“Adopted child free to a good home” – the scandalous on-line exchange sites

Posted on Posted in Uncategorized

Do you want to get rid of a book, a painting or your car? Or are you looking for something more specific? No problem! Thanks to the many on-line bidding sites, it is now possible to contact potential buyers and sellers worldwide in just a few mouse clicks!

The internet certainly has its advantages, but it also has disadvantages…

In September 2013, Megan Twohey, a reporter at Reuters, shed light on the horrifying trafficking that takes place in the USA: it is no longer just things that are traded on-line but also adopted children.

The concept is very simple. Couples who have adopted a child, in most cases foreign-born, and whose adoption hasn’t met their expectations post an ad on-line.  A short description of the child is accompanied by the reasons why the family no longer want them. Reasons range from “He needs a different environment as he is clearly unhappy with us” to “we do not have the time to invest in the necessary psychological support”, and include “At the time I just wanted to help some less fortunate children, I had no idea what I was getting into”. On average, one new child is posted on the on-line platforms each week. The average age ranges from 6 to 14, although a case of a 10-month-old baby has also been recorded. In 70% of cases, the children were born in another country.

From the other side of the screen, families eager to take in the profiled children, get in touch with the advertisers. A few days later, without going through any official body, without knowing anything about the protagonists other than what they are willing to say, a child’s fate is sealed. They are taken to a new environment and left there.

What happens next? As the exchanges are not subject to any professional monitoring and are made in absolute illegality, any abuse is possible.

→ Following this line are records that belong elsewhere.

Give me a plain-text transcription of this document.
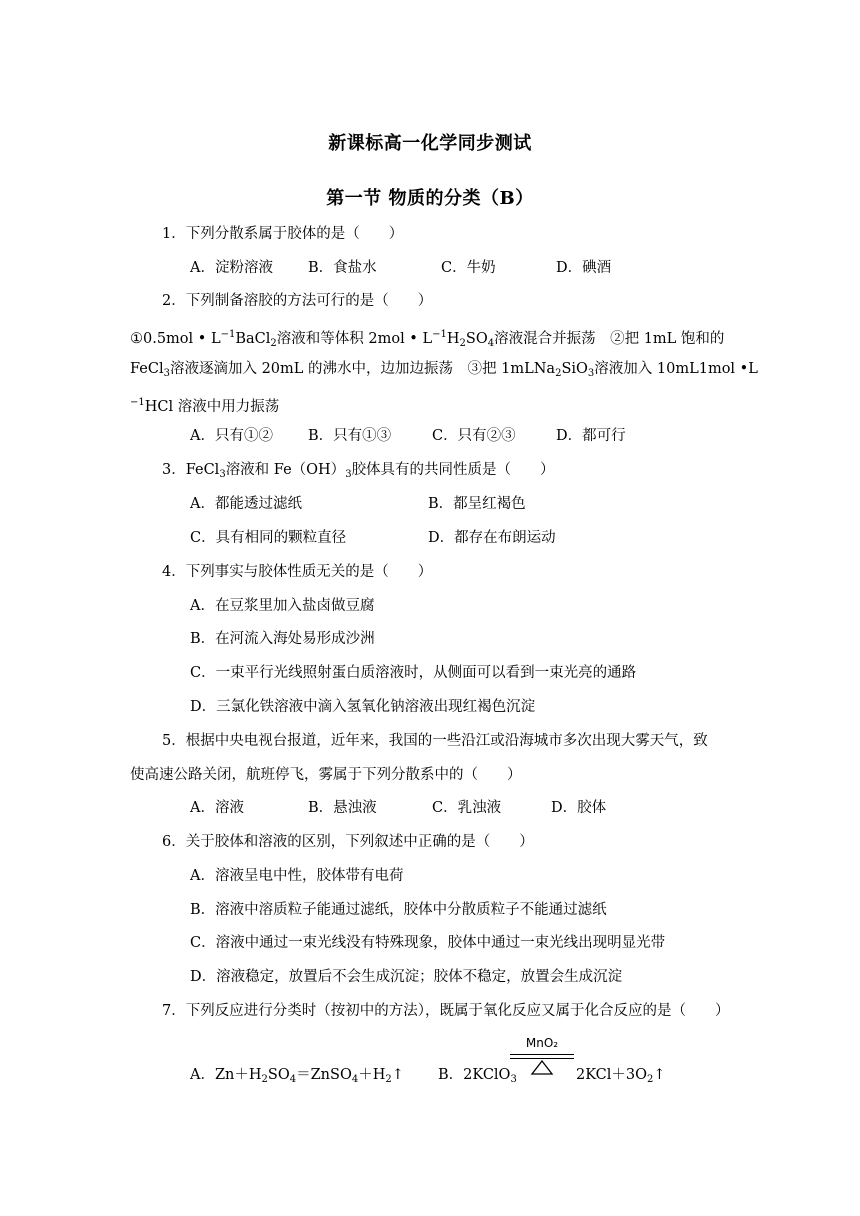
新课标高一化学同步测试
第一节 物质的分类（B）
1．下列分散系属于胶体的是（　　）
A．淀粉溶液 B．食盐水	C．牛奶	D．碘酒
2．下列制备溶胶的方法可行的是（　　）
①0.5mol • $L^{-1}BaCl_2$溶液和等体积 2mol • $L^{-1}H_2SO_4$溶液混合并振荡　②把 1mL 饱和的
FeCl$_3$溶液逐滴加入 20mL 的沸水中，边加边振荡　③把 1mLNa$_2$SiO$_3$溶液加入 10mL1mol •L
$^{-1}$HCl 溶液中用力振荡
A．只有①② B．只有①③	C．只有②③	D．都可行
3．FeCl$_3$溶液和 $Fe(OH)_3$胶体具有的共同性质是（　　）
A．都能透过滤纸	B．都呈红褐色
C．具有相同的颗粒直径	D．都存在布朗运动
4．下列事实与胶体性质无关的是（　　）
A．在豆浆里加入盐卤做豆腐
B．在河流入海处易形成沙洲
C．一束平行光线照射蛋白质溶液时，从侧面可以看到一束光亮的通路
D．三氯化铁溶液中滴入氢氧化钠溶液出现红褐色沉淀
5．根据中央电视台报道，近年来，我国的一些沿江或沿海城市多次出现大雾天气，致
使高速公路关闭，航班停飞，雾属于下列分散系中的（　　）
A．溶液	B．悬浊液	C．乳浊液	D．胶体
6．关于胶体和溶液的区别，下列叙述中正确的是（　　）
A．溶液呈电中性，胶体带有电荷
B．溶液中溶质粒子能通过滤纸，胶体中分散质粒子不能通过滤纸
C．溶液中通过一束光线没有特殊现象，胶体中通过一束光线出现明显光带
D．溶液稳定，放置后不会生成沉淀；胶体不稳定，放置会生成沉淀
7．下列反应进行分类时（按初中的方法），既属于氧化反应又属于化合反应的是（　　）
A．$Zn+H_2SO_4=ZnSO_4+H_2↑$ B．2KClO$_3$
MnO₂
$2KCl+3O_2↑$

The Reuters investigation cited the case of Quita, a 16-year-old Liberian girl whose adoptive parents decided not to keep her. Through an on-line ad, they were able to find a seemingly perfect couple to take her in, and three weeks later Quita was brought into her new home. The issue was that the document proving the parental skills of Quita’s new parents was a fake. Due to the couple’s psychiatric disorders and violent tendencies, they had previously lost custody of their biological children. Furthermore, they had sexual child abuse charges hanging over them. However, as Quita’s placement had taken place on the black market, none of this could have been suspected. In total, at least six families are fooled one after the other by the same seemingly ordinary ‘buyers’ and trust them with the child they originally adopted.
During the first night in her new home, Quita was invited to join her adoptive father and mother in the marital bed. The latter slept naked. A few days later, Quita and her new adoptive parents vanished into thin air. Having called the new school where the teenager was supposed to attend, Quita’s former mother started to worry about her absence. The police were alerted and fortunately found the young girl and her persecutors. The story ended there but it could have had other dreadful scenarios. There is an abundance of creepy stories of children being adopted and then illegally re-homed. A young Chinese girl was taken in by a family off the internet was made to dig her own grave while a 13-year-old Russian girl was sexually abused by her new foster brother who then urinated on her.

Children are not goods. Even if a new family could offer a loving environment, more suited to a child than the previous one, the re-homing of minors from international adoptions via the internet remains illegal and profusely inhuman. Treating a person as an object that can be sold or exchanged is equal to denying that person’s human nature and violating the basic standards laid down by international law. These children are particularly vulnerable because of their young age; they often don’t know the language of their adopted country and are from the start placed in a totally unknown environment.

In light of the 2013 revelations of the Reuters agency, some of the internet platforms used to host such exchange markets have denied access to the groups in question. Others who advocate the right for their users to freely communicate about current social issues haven’t taken any measures.

From a legal point of view, legislation to protect children exists and the tendency is to reinforce it at an international level. However the inter-state treaty on the placement of children, that has existed since 1960 in the United States, has not been sufficient enough to prevent such abuse. Therefore, it appears necessary to consolidate the control mechanisms already in place and to improve the training of those responsible for enforcing the laws on adoption. This is demonstrated by the fact that one of the on-line exchange platform users who re-homed his adopted child with a new family was a police officer.

But even with a sufficient number of qualified staff, the regulation of what happens on the internet is extremely complex as it affects privacy and poses technological challenges. Furthermore, tightening adoption measures is somewhat ambiguous as this phenomenon ends up increasing the number of black markets. Indeed, couples who fail what is known to be a very strict legal adoption process could see these exchange forums as an alternative way to achieve their dream of taking in a child. On the other hand, families who are faced with an adoption that does not go well – which is sadly the case in 10 to 25% of adoptions – sometimes don’t receive sufficient support from social services and consider quick placement as the best option for all concerned. This shows that not only is it necessary to be careful when dealing with this treacherous field which has significant consequences for entire families and innocent children, but also that the cliché of child trafficking not existing in the most developed countries is all but true.